Sosyal medyadaki bir paylaşımımda, “Hasankeyf çevresindeki yangında milyonlarca hayvan cayır cayır yanıyor. Bakan'ın sözlerini hatırlatıyorum: ‘Tarım ve Orman Bakanı Dr. Bekir Pakdemirli, alınan tedbirler ve teknolojik alt yapı sayesinde orman yangınına ilk müdahale süresini 40 dakikadan 12 dakikaya kadar indirdiklerini belirterek, 2023 hedeflerinin bu süreyi 10 dakikaya düşürmek olduğunu açıkladı’" diyerek neden havadan müdahaleye gidilmediğini sorgulamıştım.

Eski Bakan Veysel Eroğlu kentimize gelmişken, 2012 yılındaki sözlerini hatırlatmak isterim: “'Orman yangınlarına müdahalede büyük konuşmak doğru değil ama en hızlı hareket eden ekip bizim ekibimiz. Bırakın komşu ülkeleri bu konuda (orman yangınlarına müdahale) Amerika'ya teknolojik destek vermek için kolları sıvadık. Biz Avustralya, Yeni Zellanda, İsrail, Rusya, komşu ülkeler Gürcistan'dan Suriye'ye kadar Yunanistan, Makedonya bu bölgelerin hepsine destek veriyoruz. 49 tane havadan yangınla mücadele uçağı hem de yangınla mücadele helikopterimiz var. Bunun dışında kara ekiplerimiz var. 5 bin tane kara ekibimiz hazır. 11 bin tane yetişmiş elemanla yangına karşı mücadele ediyoruz. Güneydoğu'nun bir bölümü, Akdeniz Bölgesi ile Ege ve Marmara'nın büyük bir kısmı yangına karşı hassas bölgelerdir. Buralarda gerekli tedbirleri aldık. Teknolojimiz çok iyi. Yani ben odamdan dahi takip ediyorum. Bir yangında, yangını takip edip görebiliyorum. Oradaki orman örtüsünün durumunu... Hatta helikopterin veya uçağın, arozözün o andaki koordinatlarını kaç kilometre saat hızla gittiğini, kaç dakika sonra oraya ulaşacağını görecek büyük bir teknolojiye sahibiz. Hatta geçen sene bu e-Türkiye ödülü kazandı. Kamerayla takip sistemimiz var. Kameralar belli kritik noktalarda 360 derece dönerek tarıyor. Bir duman gördüğü zaman en yakın müfrezeye alarm işareti gönderiyor. Daha sonra bölgesi Ankara'ya kadar, Ankara'da uzay üssü gibi yangın hareket merkezimiz var. Oradan bütün yangınları kontrol ediyoruz. Bir yangın çıksa, bütün ekibi oraya sevk ederiz. Dolayısıyla biz yangınla mücadeledeki bütün ekipleri eğitmek maksadıyla Antalya'da en modern, en ileri teknolojiyle donatılmış, yangınla mücadele eğitim merkezi kurduk. Bunu da bu sene faaliyete başlatıyoruz.”
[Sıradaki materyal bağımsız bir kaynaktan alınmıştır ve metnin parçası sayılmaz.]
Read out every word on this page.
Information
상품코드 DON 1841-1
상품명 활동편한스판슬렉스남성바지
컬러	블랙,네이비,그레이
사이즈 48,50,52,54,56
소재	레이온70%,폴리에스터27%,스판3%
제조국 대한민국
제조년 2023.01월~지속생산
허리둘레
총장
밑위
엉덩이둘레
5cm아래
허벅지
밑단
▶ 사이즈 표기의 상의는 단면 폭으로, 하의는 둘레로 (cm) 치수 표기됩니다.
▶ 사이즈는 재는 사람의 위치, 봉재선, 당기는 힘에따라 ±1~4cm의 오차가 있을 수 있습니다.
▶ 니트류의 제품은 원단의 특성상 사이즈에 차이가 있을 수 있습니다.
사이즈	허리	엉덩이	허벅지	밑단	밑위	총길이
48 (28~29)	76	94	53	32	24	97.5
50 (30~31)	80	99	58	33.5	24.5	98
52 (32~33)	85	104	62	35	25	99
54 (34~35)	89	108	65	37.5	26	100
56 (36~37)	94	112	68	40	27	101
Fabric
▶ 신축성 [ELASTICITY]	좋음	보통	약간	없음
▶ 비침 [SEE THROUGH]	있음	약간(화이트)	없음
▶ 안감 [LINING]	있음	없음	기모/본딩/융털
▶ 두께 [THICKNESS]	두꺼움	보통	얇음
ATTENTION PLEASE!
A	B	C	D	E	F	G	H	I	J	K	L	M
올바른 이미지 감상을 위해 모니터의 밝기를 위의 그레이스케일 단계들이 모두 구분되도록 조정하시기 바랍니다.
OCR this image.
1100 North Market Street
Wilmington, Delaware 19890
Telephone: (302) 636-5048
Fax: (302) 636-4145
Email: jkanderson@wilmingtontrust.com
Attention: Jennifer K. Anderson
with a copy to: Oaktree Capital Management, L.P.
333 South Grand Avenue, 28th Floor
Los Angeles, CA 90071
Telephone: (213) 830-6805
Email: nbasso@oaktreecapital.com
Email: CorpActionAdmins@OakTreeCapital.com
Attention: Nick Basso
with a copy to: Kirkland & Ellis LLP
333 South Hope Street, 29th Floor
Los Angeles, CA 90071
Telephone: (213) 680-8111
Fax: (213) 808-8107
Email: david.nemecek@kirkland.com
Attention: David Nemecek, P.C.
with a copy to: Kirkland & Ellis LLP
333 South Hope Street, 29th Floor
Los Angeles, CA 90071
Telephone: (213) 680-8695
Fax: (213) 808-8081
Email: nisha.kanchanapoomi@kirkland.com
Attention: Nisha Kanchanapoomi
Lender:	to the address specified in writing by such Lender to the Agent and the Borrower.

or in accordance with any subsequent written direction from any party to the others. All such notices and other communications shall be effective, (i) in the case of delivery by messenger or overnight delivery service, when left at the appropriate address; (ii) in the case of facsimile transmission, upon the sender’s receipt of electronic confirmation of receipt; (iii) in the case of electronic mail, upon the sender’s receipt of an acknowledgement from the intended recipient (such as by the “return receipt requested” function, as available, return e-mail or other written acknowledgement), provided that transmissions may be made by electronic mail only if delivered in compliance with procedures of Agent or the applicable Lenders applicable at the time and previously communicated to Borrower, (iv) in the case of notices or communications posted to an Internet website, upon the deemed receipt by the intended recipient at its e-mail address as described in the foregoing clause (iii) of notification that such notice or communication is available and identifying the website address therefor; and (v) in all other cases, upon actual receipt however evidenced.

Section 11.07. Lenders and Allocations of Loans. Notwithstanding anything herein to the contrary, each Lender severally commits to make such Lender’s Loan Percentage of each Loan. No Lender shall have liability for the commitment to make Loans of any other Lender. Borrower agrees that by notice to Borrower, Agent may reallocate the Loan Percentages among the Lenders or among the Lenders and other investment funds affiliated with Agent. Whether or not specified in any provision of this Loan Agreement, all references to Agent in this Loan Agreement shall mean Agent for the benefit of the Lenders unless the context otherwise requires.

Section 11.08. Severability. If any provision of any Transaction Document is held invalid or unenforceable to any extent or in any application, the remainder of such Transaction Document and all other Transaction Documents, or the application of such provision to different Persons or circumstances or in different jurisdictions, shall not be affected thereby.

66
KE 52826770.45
Veysel Eroğlu’nun bu sözlerinin üzerinden 8 yıl geçti. Bu açıklamalar ülke adına gurur verici. Ancak gelin görünüz ki bölgemizde, ülkemizin en önemli değeri olan ormanlar günlerce yanıyor ve uçaklarla, helikopterlerle müdahaleye tanık olmuyoruz.
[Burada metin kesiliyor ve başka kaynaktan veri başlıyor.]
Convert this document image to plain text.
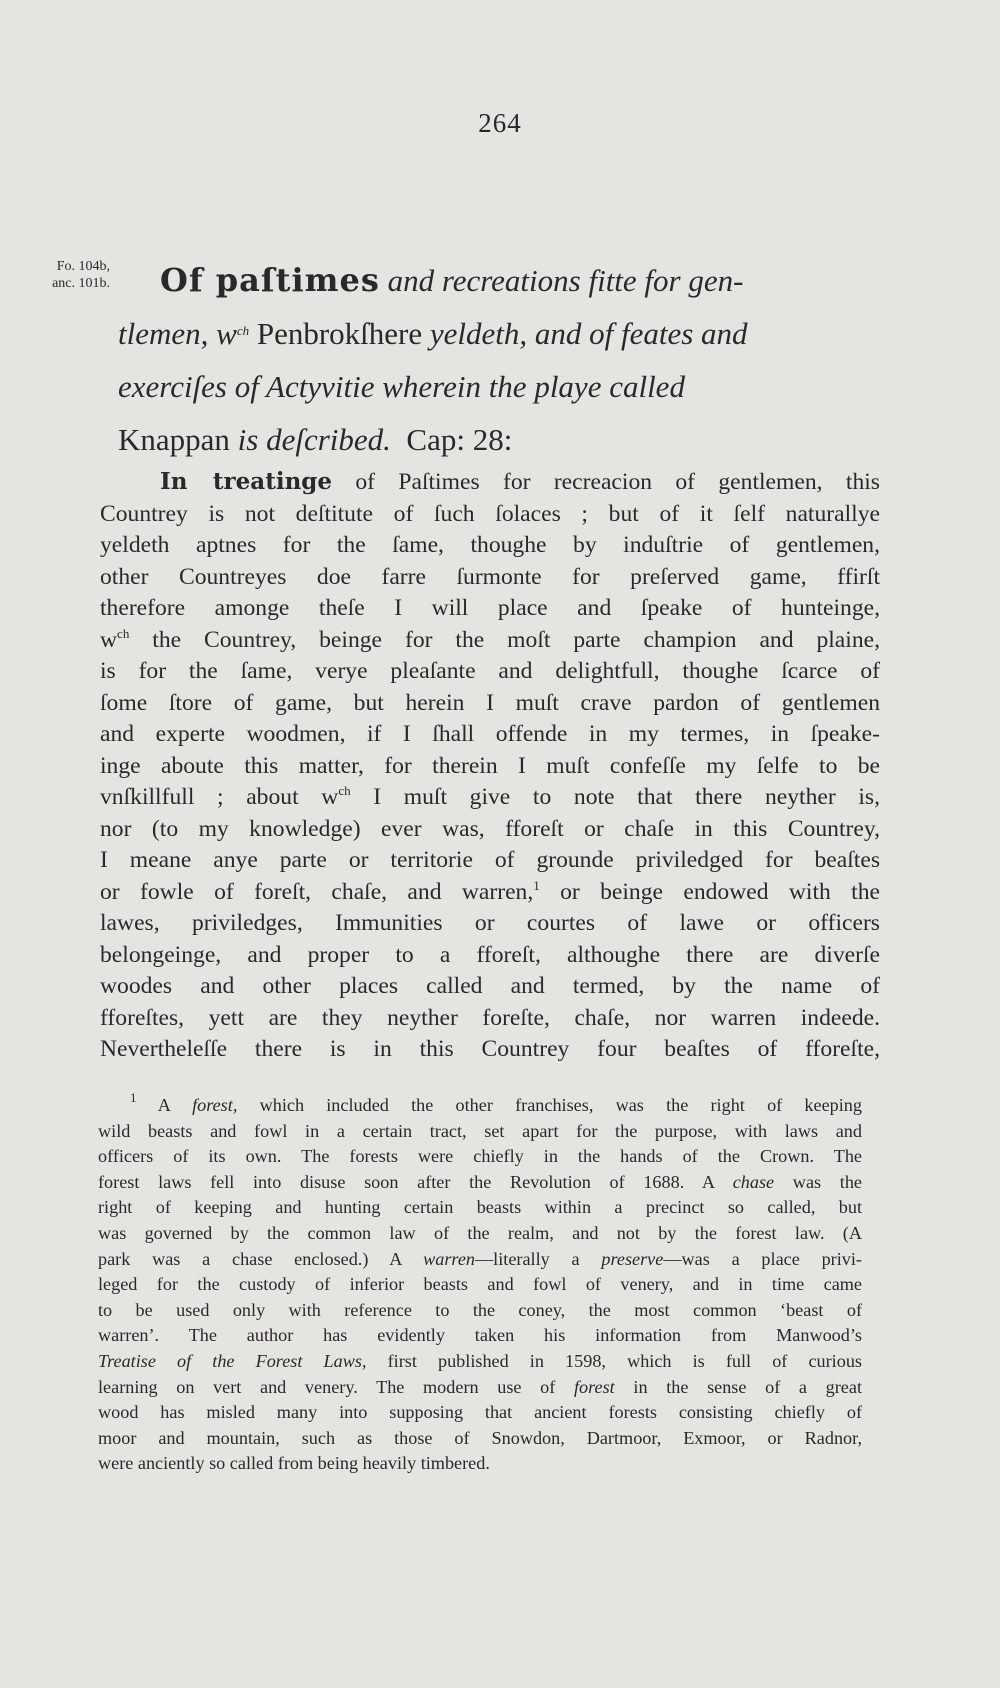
264
Fo. 104b,
anc. 101b.	Of paſtimes and recreations fitte for gen-
tlemen, $w^{ch}$ Penbrokſhere yeldeth, and of feates and
exerciſes of Actyvitie wherein the playe called
Knappan is deſcribed.  Cap: 28:
In treatinge of Paſtimes for recreacion of gentlemen, this
Countrey is not deſtitute of ſuch ſolaces ; but of it ſelf naturallye
yeldeth aptnes for the ſame, thoughe by induſtrie of gentlemen,
other Countreyes doe farre ſurmonte for preſerved game, ffirſt
therefore amonge theſe I will place and ſpeake of hunteinge,
$w^{ch}$ the Countrey, beinge for the moſt parte champion and plaine,
is for the ſame, verye pleaſante and delightfull, thoughe ſcarce of
ſome ſtore of game, but herein I muſt crave pardon of gentlemen
and experte woodmen, if I ſhall offende in my termes, in ſpeake-
inge aboute this matter, for therein I muſt confeſſe my ſelfe to be
vnſkillfull ; about $w^{ch}$ I muſt give to note that there neyther is,
nor (to my knowledge) ever was, fforeſt or chaſe in this Countrey,
I meane anye parte or territorie of grounde priviledged for beaſtes
or fowle of foreſt, chaſe, and warren,$^1$ or beinge endowed with the
lawes, priviledges, Immunities or courtes of lawe or officers
belongeinge, and proper to a fforeſt, althoughe there are diverſe
woodes and other places called and termed, by the name of
fforeſtes, yett are they neyther foreſte, chaſe, nor warren indeede.
Nevertheleſſe there is in this Countrey four beaſtes of fforeſte,
$^1$ A forest, which included the other franchises, was the right of keeping
wild beasts and fowl in a certain tract, set apart for the purpose, with laws and
officers of its own. The forests were chiefly in the hands of the Crown. The
forest laws fell into disuse soon after the Revolution of 1688. A chase was the
right of keeping and hunting certain beasts within a precinct so called, but
was governed by the common law of the realm, and not by the forest law. (A
park was a chase enclosed.) A warren—literally a preserve—was a place privi-
leged for the custody of inferior beasts and fowl of venery, and in time came
to be used only with reference to the coney, the most common ‘beast of
warren’. The author has evidently taken his information from Manwood’s
Treatise of the Forest Laws, first published in 1598, which is full of curious
learning on vert and venery. The modern use of forest in the sense of a great
wood has misled many into supposing that ancient forests consisting chiefly of
moor and mountain, such as those of Snowdon, Dartmoor, Exmoor, or Radnor,
were anciently so called from being heavily timbered.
Ne olur bu konuda bir şeyler yapın. Yangınlarda telef olmadan önce hayvanların lisan-ı halleriyle feryatlarını dinleyelim. Bu kentte gönüllü olarak çevre mücadelesini veren biri olarak, orman yangınlarına havadan müdahale talebimizi, çevreden sorumlu Ak Parti Genel Başkan Yardımcısı Hanımefendi Milletvekilimize önemle duyurmak istedim. Duyarlı olunması dileğimle.